Auch für „Struffi“ war die abgelaufene Saison keine leichte – und einmal mehr eine, in der sich Höhen und Tiefen die Klinke in die Hand gaben. Die Saison begann vielversprechend: Mit einem Sieg über Felix Auger-Aliassime beim ATP Cup und einer sehr knappen Niederlage gegen Nick Kyrgios zeigte Struff gleich, wo die Reise hingehen sollte. Bei den Australian Open holte den DTB-Profi dann aber einmal mehr das Lospech ein, trotz einer guten Leistung inklusive Satzgewinn war in Runde eins gegen Novak Djokovic Schluss.
 
Kurz vor der Pause zog Struff dann beim renommierten Turnier von Dubai noch ins Viertelfinale ein – knappe Niederlage gegen Stefanos Tsitsipas – und gewann mit der deutschen Mannschaft die Davis-Cup-Qualifikation gegen Weißrussland.
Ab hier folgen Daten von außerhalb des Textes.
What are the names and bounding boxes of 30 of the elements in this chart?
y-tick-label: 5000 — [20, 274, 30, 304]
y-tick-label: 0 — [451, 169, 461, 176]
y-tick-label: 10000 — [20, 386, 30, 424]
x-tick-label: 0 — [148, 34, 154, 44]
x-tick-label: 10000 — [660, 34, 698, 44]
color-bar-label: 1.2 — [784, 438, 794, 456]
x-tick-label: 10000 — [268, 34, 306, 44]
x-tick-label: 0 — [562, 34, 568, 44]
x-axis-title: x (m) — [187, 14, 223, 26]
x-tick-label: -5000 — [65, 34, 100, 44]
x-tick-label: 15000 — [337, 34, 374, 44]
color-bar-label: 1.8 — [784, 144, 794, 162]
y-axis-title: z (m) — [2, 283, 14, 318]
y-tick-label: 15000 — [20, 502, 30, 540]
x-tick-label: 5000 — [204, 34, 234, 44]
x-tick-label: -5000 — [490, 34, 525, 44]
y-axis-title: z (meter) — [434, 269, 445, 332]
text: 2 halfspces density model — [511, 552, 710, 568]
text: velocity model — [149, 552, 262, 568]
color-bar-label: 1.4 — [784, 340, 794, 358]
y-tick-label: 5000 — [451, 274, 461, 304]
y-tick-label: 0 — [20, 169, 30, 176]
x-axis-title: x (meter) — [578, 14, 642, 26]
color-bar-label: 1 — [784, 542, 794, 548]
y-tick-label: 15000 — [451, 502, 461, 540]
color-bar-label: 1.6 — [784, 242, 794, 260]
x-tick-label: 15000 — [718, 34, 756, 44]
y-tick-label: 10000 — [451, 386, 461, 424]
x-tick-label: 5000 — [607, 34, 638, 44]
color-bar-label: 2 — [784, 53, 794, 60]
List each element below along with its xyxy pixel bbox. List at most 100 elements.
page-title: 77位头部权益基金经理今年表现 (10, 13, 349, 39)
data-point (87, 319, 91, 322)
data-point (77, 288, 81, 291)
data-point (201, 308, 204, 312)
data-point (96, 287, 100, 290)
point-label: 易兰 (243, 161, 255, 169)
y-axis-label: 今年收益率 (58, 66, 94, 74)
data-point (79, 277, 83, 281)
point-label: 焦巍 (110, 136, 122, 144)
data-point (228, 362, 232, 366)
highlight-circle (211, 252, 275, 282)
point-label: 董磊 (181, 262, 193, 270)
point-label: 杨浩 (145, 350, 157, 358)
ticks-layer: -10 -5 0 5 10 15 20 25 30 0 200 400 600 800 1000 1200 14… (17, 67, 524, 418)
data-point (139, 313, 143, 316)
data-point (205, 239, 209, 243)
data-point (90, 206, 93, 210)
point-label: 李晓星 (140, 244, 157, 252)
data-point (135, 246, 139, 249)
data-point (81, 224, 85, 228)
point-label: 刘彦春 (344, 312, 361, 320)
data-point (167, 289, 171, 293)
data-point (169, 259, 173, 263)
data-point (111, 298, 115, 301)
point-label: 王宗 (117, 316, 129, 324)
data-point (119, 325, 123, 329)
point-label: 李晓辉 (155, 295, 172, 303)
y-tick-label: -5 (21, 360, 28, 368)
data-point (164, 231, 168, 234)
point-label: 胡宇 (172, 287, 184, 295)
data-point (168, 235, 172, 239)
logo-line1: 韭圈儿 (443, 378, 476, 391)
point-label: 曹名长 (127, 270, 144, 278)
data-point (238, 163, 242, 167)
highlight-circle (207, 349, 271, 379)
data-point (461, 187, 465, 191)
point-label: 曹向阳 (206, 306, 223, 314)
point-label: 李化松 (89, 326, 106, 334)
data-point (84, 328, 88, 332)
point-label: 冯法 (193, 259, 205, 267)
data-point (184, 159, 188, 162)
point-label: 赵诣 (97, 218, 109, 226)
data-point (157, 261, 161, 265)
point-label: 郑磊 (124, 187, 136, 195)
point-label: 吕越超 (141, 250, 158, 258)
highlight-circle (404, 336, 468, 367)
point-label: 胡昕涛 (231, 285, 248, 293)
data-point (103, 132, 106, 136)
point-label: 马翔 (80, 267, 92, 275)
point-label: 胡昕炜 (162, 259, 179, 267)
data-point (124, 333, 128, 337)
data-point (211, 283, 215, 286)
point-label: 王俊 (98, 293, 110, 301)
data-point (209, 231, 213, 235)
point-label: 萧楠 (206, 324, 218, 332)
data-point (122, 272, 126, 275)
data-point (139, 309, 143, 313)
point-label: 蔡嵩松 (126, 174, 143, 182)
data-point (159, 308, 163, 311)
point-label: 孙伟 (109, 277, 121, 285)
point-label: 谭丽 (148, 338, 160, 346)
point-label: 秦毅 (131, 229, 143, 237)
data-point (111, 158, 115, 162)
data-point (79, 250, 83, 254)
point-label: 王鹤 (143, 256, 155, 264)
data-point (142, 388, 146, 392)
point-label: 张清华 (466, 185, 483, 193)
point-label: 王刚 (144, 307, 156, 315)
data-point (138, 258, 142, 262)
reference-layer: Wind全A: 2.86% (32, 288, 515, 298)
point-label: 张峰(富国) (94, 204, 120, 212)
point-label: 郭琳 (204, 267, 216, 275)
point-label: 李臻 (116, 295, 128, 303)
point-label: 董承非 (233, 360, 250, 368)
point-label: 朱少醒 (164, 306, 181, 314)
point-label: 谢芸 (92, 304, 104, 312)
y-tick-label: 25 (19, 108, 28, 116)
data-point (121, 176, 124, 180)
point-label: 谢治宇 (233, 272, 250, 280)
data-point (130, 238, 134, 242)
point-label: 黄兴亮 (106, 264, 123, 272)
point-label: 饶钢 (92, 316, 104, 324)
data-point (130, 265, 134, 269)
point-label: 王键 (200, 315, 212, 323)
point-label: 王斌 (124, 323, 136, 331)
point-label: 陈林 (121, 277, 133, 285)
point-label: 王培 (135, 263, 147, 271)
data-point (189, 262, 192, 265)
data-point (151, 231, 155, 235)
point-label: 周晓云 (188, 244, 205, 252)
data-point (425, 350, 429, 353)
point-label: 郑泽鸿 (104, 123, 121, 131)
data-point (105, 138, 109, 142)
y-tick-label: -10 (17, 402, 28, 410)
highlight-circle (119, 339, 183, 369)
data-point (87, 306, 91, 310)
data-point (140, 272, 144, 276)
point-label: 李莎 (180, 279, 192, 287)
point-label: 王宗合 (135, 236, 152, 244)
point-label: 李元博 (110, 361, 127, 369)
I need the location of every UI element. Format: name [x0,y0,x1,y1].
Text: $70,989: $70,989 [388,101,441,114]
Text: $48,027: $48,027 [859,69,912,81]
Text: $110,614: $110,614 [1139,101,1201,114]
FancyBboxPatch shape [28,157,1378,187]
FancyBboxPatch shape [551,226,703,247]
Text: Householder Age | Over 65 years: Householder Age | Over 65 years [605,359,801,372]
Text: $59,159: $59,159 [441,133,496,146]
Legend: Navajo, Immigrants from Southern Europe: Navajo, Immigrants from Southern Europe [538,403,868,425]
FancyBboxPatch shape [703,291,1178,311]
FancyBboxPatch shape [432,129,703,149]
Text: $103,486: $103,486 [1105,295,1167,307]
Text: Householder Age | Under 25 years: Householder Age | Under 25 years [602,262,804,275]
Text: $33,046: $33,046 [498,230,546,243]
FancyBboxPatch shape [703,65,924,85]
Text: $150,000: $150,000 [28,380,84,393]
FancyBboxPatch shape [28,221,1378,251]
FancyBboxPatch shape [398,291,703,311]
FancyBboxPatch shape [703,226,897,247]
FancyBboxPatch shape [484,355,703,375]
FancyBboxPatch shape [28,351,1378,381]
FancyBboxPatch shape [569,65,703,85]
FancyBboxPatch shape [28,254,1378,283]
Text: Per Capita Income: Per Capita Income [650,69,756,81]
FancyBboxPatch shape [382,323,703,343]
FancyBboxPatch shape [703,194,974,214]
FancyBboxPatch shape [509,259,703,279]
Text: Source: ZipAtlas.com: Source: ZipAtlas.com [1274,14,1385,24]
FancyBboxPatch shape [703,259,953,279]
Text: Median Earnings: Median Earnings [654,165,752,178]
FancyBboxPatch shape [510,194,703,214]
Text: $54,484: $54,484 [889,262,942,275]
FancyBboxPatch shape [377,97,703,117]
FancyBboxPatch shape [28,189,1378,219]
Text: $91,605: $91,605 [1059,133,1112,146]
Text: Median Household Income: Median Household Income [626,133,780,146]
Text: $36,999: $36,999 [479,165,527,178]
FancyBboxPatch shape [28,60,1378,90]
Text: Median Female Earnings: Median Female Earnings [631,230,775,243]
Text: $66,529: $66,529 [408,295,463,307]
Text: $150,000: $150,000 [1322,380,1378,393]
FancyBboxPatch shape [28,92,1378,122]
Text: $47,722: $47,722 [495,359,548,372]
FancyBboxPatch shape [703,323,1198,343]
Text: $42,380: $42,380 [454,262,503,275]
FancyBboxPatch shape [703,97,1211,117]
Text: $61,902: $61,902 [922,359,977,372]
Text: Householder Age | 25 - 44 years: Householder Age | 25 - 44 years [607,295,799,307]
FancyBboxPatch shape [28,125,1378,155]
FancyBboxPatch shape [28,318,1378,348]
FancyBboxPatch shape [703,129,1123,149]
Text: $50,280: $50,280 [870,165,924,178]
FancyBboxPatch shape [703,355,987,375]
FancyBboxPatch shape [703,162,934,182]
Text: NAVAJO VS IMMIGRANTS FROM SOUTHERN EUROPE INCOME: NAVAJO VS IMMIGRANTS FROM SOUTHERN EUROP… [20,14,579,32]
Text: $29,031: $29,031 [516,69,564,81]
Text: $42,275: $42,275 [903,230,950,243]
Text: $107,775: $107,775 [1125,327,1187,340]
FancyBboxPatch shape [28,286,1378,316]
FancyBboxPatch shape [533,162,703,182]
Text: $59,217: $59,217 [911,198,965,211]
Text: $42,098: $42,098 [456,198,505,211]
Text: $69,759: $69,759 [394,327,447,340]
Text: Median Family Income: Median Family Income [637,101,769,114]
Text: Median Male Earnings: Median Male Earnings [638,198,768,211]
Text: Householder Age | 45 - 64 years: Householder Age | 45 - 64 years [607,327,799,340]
Dann der Nackenschlag, der Covid-19-Ausbruch zwang die Tour zum Halt auf unbestimmte Zeit. „Ich weiß nicht, wofür ich eigentlich trainiere“, sagte Struff während der endlos wirkenden Zwangspause. „Sonst habe ich immer ein Ziel vor Augen. Das fällt jetzt alles weg.“
 
Im August konnte es dann aber doch weitergehen und in New York standen gleich das „Cincinnati“-Masters und die US Open an. In Hochform aus der Pause kommend, warf Struff der Reihe nach Alex De Minaur (ATP 26), Denis Shapovalov (ATP 17) und David Goffin (ATP 10) aus dem Turnier, ehe erst im Viertelfinale des Masters – wieder gegen Djokovic – Endstation war. Doch die Belohnung blieb nicht aus – zu Beginn der US Open wurde der Warsteiner erstmals auf Weltranglistenposition 29 gelistet. Auch bei den US Open überzeugte Struff in den Auftaktmatches, bis die Reise zum dritten Mal in fünf Turnieren am Weltranglistenersten endete.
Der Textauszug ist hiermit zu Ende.